Por un instante todo paro y lo unico que pude oír fue su respiración frenética y los latidos de su corazon, luchando para no extinguirse.
—Mamá—Le oí musitar débil y lastimosamente. Al mirarle al rostro, vi brillar las últimas lágrimas que saldrían de sus ojos. Se las había dedicado a la persona que más había querido en su existencia humana.
— ¿Por que no la salvó?—Me inquirió repentinamente, dirigiéndose a mi con voz dura. Me sorprendió que estuviese al corriente de la situación.
—Edward, ¿sabes quien soy?—Le pregunté asombrado.
Asintió con la cabeza.
—Usted es el primero que nos atendió en el hospital a mi madre y a mí—me respondió rotundo. —El doctor Cullen. Mi madre me dijo que usted era el mejor de todos y que podría salvarme.
—Eso es lo que estoy intentando—le hice una falsa promesa. Por su tenue suspiro, comprendí que el estaba al tanto de la situación y que sabía en lo que se estaba transformando.
—Le he preguntado porque no ha salvado a mi madre—su voz autoritaria me recordo a la de Elizabeth. — ¿Por qué yo sí y ella no?
Me quedé callado al no poder responderle pero la voz de Elizabeth volvio a mi mente y ésta susurró a mi oído.
"Cuando una persona muere al lado de la otra, un trozo de su esencia, su espíritu, su alma o como quiera llamarlo, se queda con la persona que ha recogido su último aliento de vida"
Comprendí de inmediato lo que queria decirme. Aquello me dio la respuesta para Edward.
—Y la he salvado—repuse seguro de mí mismo. —Tu madre murió en tu regazo y tú recogiste una parte de su alma. Por lo tanto tú posees un pedazo de la esencia de su madre. Al salvarte a ti, salvé a ella también, porque la mejor parte de ella vive en ti.
Suspiró tenuemente.
—Sí—Musito. —Esa es una buena razon para continuar.
Sus labios se permitieron dibujar una sonrisa. Yo le correspondí con otra, a pesar de que este tuviese los ojos cerrados y no pudiese verme.
—Doctor Cullen—me volvió a llamar: —Como presiento que voy a estar mucho tiempo con usted, no me gustaría tenerle que llamarle por su titulo ni tratarle de usted.
—Puedes hacer lo que quieras.
— ¿Como te llamas?—preguntó.
—Carlisle.
—Carlisle—volvió a suspirar pesarosamente. — ¿Te quedaras conmigo hasta el final?—Parecía una suplica. —Esto es inaguantable y no quiero estar solo.

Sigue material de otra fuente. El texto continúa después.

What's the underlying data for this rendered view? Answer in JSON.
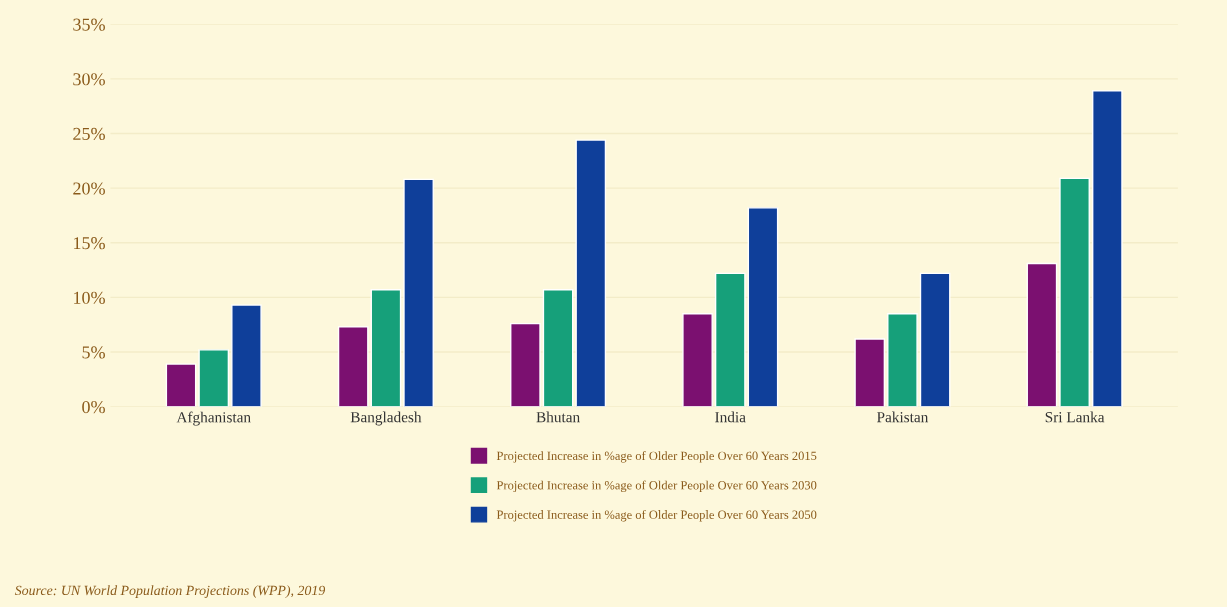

—Por supuesto—le susurré mientras me acercaba a él, me sentaba en el regazo de la cama. Él me agarró de la mano y aun, con los ojos cerrados, empleó sus últimas fuerzas para sonreírme. —Solo me separaré de ti cuando tú me lo pidas—le prometí y comprendí que aquello repercutiría en más que en aquel instante.

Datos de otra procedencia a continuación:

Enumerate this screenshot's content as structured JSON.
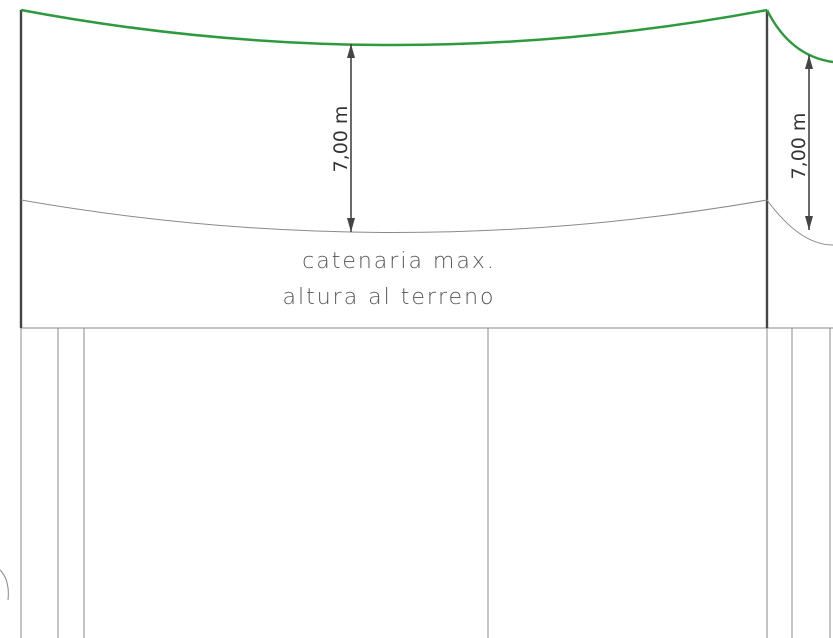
{
  "colors": {
    "background": "#ffffff",
    "conductor": "#2e9a3e",
    "catenary_thin": "#8a8a8a",
    "pole": "#444444",
    "dimension": "#444444",
    "text": "#555555",
    "ground_lines": "#888888"
  },
  "dimensions": {
    "left_clearance": "7,00 m",
    "right_clearance": "7,00 m"
  },
  "labels": {
    "catenary_line1": "catenaria max.",
    "catenary_line2": "altura al terreno"
  }
}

—Gracias—musitó comprendiendo que yo sabía a lo que se refería.
Su mano fría aun conservaba algo de su tibieza y aquello me hizo comprender que a pesar de todo no me arrepentía de mi decisión. Pasaríamos momentos duros y amargos, pero todo se superaría. Aquel contacto tibio era mucho más fuerte que todos los lazos de carne y sangre que pudiese tener con un hijo biológico. Y Edward me habia aceptado como padre.
Al mirar por la ventana de nuevo, vi que las sombras del crepúsculo, que anunciaban el amanecer del segundo día, se adueñaban de la ciudad de Chicago.